Los ejércitos otomanos habían sido vertebrados originalmente por una caballería de arqueros especializada en las emboscadas, lo que era muy eficaz en las guerras a pequeña escala, pero iba a mostrarse insuficiente a la hora de expandir el imperio sobre los dominios bizantinos aún resistentes en Asia. La creciente importancia de la religión en el sistema militar otomano y la necesidad de una profesionalidad de sus fuerzas militares dio lugar durante en el siglo XIV a la creación de dos nuevos cuerpos bélicos: la caballería timariota y la infantería jenízara.
Del rapto al entretenimiento
La creación de esta infantería formada por soldados extranjeros procedió de la necesidad de este pueblo nómada, sin disciplina ni tendencia a respetar la jerarquía marcial, de enfrentar empresas militares de cada vez más envergadura. Tras el fracaso en la formación de infanterías autóctonas como el cuerpo de yayás o el de peyades, los dirigentes pensaron que si querían disciplina y lealtad extrema solo cabía educar desde cero a niños raptados en Serbia, Grecia y Albania.
Este adiestramiento llamado «devsirme» resultó un fábrica interminable de mano de obra tanto a nivel militar como civil. En base al derecho de cada gobernante de reservarse un «quinto» de los botines de guerra, el sultán impuso el «desvsirme» a modo de tributo obligatorio a los súbditos cristianos de la zona de los Balcanes.
Entre 15.000 y 20.000 menores cada año, según datos de 1451 a 1481, eran secuestrados para integrar las élites militares y los ambientes palaciegos.
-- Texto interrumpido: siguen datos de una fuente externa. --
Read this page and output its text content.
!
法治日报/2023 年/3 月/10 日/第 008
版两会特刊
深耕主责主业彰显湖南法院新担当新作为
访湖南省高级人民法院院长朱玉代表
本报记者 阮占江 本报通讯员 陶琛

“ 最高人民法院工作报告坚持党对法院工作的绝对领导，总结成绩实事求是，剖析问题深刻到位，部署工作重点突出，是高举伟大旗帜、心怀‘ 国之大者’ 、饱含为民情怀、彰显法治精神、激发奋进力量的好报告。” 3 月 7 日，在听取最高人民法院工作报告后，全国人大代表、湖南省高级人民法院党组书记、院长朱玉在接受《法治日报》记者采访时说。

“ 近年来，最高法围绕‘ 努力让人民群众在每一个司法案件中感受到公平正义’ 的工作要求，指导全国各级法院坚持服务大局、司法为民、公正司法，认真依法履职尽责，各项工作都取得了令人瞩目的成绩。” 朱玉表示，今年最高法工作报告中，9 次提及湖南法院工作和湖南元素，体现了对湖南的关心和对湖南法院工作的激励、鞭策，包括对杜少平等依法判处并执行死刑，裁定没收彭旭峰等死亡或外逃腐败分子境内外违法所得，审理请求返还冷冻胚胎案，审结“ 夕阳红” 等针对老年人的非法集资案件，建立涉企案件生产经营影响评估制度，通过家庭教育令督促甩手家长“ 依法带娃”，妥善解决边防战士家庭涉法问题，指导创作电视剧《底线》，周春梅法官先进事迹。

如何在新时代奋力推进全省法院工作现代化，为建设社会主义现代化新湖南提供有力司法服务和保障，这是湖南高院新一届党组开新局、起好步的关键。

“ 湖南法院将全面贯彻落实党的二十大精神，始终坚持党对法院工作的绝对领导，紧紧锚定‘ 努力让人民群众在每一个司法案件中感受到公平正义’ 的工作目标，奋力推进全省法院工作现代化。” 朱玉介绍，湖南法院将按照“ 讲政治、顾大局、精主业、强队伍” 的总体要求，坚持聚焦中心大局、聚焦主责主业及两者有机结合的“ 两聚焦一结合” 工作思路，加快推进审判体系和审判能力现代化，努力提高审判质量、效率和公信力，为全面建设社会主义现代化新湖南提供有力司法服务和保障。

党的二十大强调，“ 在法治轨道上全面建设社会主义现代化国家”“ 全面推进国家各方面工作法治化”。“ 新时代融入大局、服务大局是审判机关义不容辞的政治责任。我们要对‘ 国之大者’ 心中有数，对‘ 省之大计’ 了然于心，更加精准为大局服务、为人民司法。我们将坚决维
En función de las necesidades del imperio, los emisarios turcos capturaban a grupos de niños de ocho a 18 años de poblaciones del Este de Europa (durante el sultanato de Mehmed II, la población cristiana de Bosnia prefirió pagar este botín que impuestos económicos) cada tres o cuatro años. Los oficiales reunían a los niños en el centro de los pueblos para iniciar la selección de los más saludables y más nobles, esto es, los procedentes de mejores familias.
Se les organizaba en grupos de cien, ciento cincuenta y doscientos, y se les vestía de rojo y sombrero, para ser trasladados a la capital del imperio. Los maestros jenízaros les desnudaban allí en busca de imperfecciones, les daban nombres musulmanes y les sometían a la circuncisión. Los de mejor apariencia eran destinados a palacio, algunos como eunucos (castrados), lo que ciertamente era una oportunidad de alcanzar puestos muy elevados en el imperio, mientras los más fuertes y sanos pasaban a ser trabajadores y soldados.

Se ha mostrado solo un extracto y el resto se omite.